« Je suis féministe, et », par Christine Détrez

Christine Détrez est écrivaine et professeure de sociologie à l’ENS de Lyon. Ses recherches s’inscrivent en sociologie du genre et sociologie de la culture. Elle a publié de nombreux ouvrages et articles, interrogeant notamment la place des femmes dans le livre – femmes autrices, lectrices ou personnages de fiction.

Elle a accepté d’introduire ce dossier, en faisant part de son cheminement de sociologue et de femme. Un cheminement qui l’a menée à ne plus avoir peur d’affirmer : « Je suis féministe ».
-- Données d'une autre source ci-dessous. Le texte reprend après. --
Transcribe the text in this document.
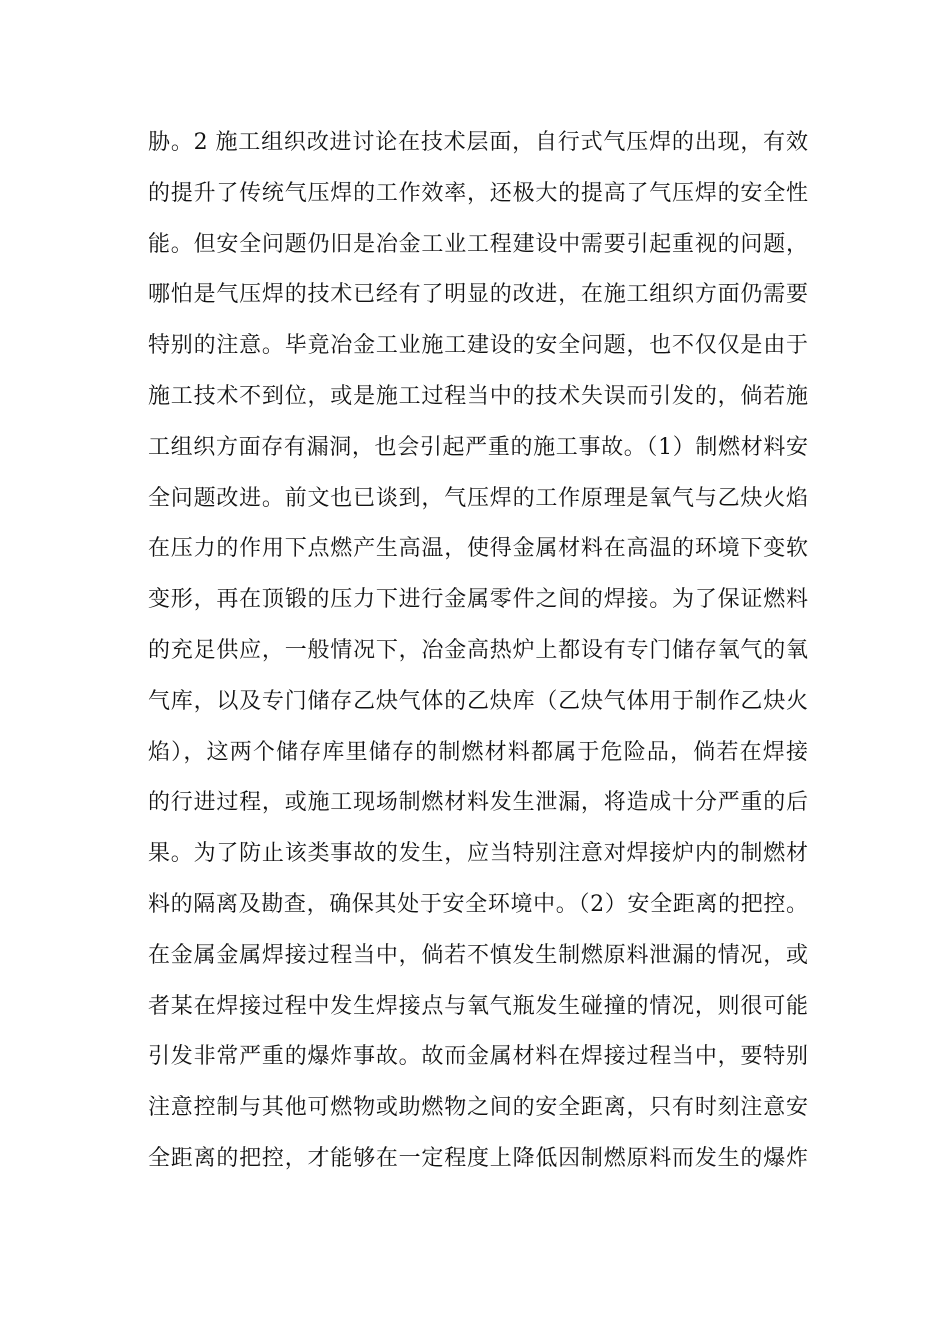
胁。2 施工组织改进讨论在技术层面，自行式气压焊的出现，有效
的提升了传统气压焊的工作效率，还极大的提高了气压焊的安全性
能。但安全问题仍旧是冶金工业工程建设中需要引起重视的问题，
哪怕是气压焊的技术已经有了明显的改进，在施工组织方面仍需要
特别的注意。毕竟冶金工业施工建设的安全问题，也不仅仅是由于
施工技术不到位，或是施工过程当中的技术失误而引发的，倘若施
工组织方面存有漏洞，也会引起严重的施工事故。（1）制燃材料安
全问题改进。前文也已谈到，气压焊的工作原理是氧气与乙炔火焰
在压力的作用下点燃产生高温，使得金属材料在高温的环境下变软
变形，再在顶锻的压力下进行金属零件之间的焊接。为了保证燃料
的充足供应，一般情况下，冶金高热炉上都设有专门储存氧气的氧
气库，以及专门储存乙炔气体的乙炔库（乙炔气体用于制作乙炔火
焰），这两个储存库里储存的制燃材料都属于危险品，倘若在焊接
的行进过程，或施工现场制燃材料发生泄漏，将造成十分严重的后
果。为了防止该类事故的发生，应当特别注意对焊接炉内的制燃材
料的隔离及勘查，确保其处于安全环境中。（2）安全距离的把控。
在金属金属焊接过程当中，倘若不慎发生制燃原料泄漏的情况，或
者某在焊接过程中发生焊接点与氧气瓶发生碰撞的情况，则很可能
引发非常严重的爆炸事故。故而金属材料在焊接过程当中，要特别
注意控制与其他可燃物或助燃物之间的安全距离，只有时刻注意安
全距离的把控，才能够在一定程度上降低因制燃原料而发生的爆炸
Avec quelles héroïnes grandissait-on quand on était une petite fille avide de lecture et d’écriture, ayant fait sa scolarité primaire dans les années 1970 ? Galopent dans ma mémoire Sophie, Jo March, Alice et son cabriolet, Claude du Club des cinq, Fantômette et son domino noir, qui donnaient forme à nos rêves d’aventures et d’écriture. Mais remisés ces livres d’enfant, Agatha Christie et Miss Marple furent bien les seules femmes, croisées dans le programme de français de 5e, qui, pendant mes longues années d’études – collège, lycée, classes préparatoires littéraires, cursus de lettres classiques agrégation incluse –, résistèrent à l’omniprésence masculine.

Si la reconversion en sociologie me permit de fissurer l’édifice de la légitimité culturelle et les présupposés sociaux du « don » et du « génie », la dimension éminemment genrée du point aveugle de ce concept de « talent », qui s’imposerait par la pleine force de son évidence, a encore mis quelques années à s’élaborer : d’abord parce que la sociologie des années 1990 était plus préoccupée de classes sociales que de genre, et qu’il a sans doute fallu attendre que l’université se “féminise” pour que d’autre problématiques viennent se combiner aux interrogations classiques.

Il faut ainsi, expériences vécues, recevoir des refus de manuscrits indiquant que le propos du roman est trop féministe », recevoir certes des félicitations à l’annonce d’une grossesse, mais assorties d’un « c’est dommage pour ta carrière », entendre, de la part d’un éminent collègue à côté de qui on est assise à une tribune, un propos outrageusement sexiste, glissé à l’oreille, à propos d’une intervention dans le public, pour commencer à se dire que non, quelque chose ne va pas au pays des idées, de la littérature et du savoir.

Il faut aussi se faire reprendre par une étudiante, à l’issue d’un cours portant sur les stéréotypes de genre, où l’on a dit : « Je ne suis pas féministe, mais » et, grâce à elle, réfléchir aux raisons pour lesquelles on a introduit son propos ainsi. Pourquoi le féminisme serait-il plus préjudiciable à la science ou à la littérature que le militantisme de gauche ? Pourquoi le féminisme serait-il le seul engagement politique, personnel, dont il faudrait à tout prix se garder ?


Pourquoi le féminisme serait-il plus préjudiciable à la science ou à la littérature que le militantisme de gauche ?


Aujourd’hui, je peux commencer un cours ou un livre en disant : « Je suis féministe, et ». Je peux discuter avec les étudiantes et étudiants des écueils du binarisme, de l’intérêt de l’écriture inclusive. Les librairies présentent des rayons ou des vitrines régulièrement consacrées au féminisme, et les tables des nouveautés, après la vague des sorcières, cette année mettent le « feu », tandis que les livres de contes pour petites filles rebelles côtoient les anthologies de poétesses ou d’héroïnes oubliées de l’histoire, de la littérature ou de la peinture. Les historien·nes commencent à évoquer l’existence d’une quatrième vague du féminisme, impulsée par #Metoo et #Balancetonporc. Les institutions sont sommées de rendre des comptes sur leurs complaisances envers les violences sexistes et sexuelles, les manifestations féministes n’ont jamais été aussi fréquentées, les podcasts sur la question se multiplient, les BD et essais féministes sont de vrais best-sellers.

Mais les attaques persistent : des livres paraissent pour venir encore donner des leçons, déplorer le radicalisme ou l’effet de mode et pleurer un temps béni que seuls les auteurs – le plus souvent des hommes blancs de plus de soixante ans, comme c’est étrange – semblent avoir connu. Les réseaux sociaux et les politiques agitent les accusations de wokisme ou cancel culture. Les chiffres sont là pour montrer que malgré les avancées subsistent les plafonds et les parois de verre. Autant d’éléments pour nous rappeler que rien n’est jamais gagné et que, petites gouttes d’eau, nous sommes chacun et chacune nécessaires au déferlement des vagues.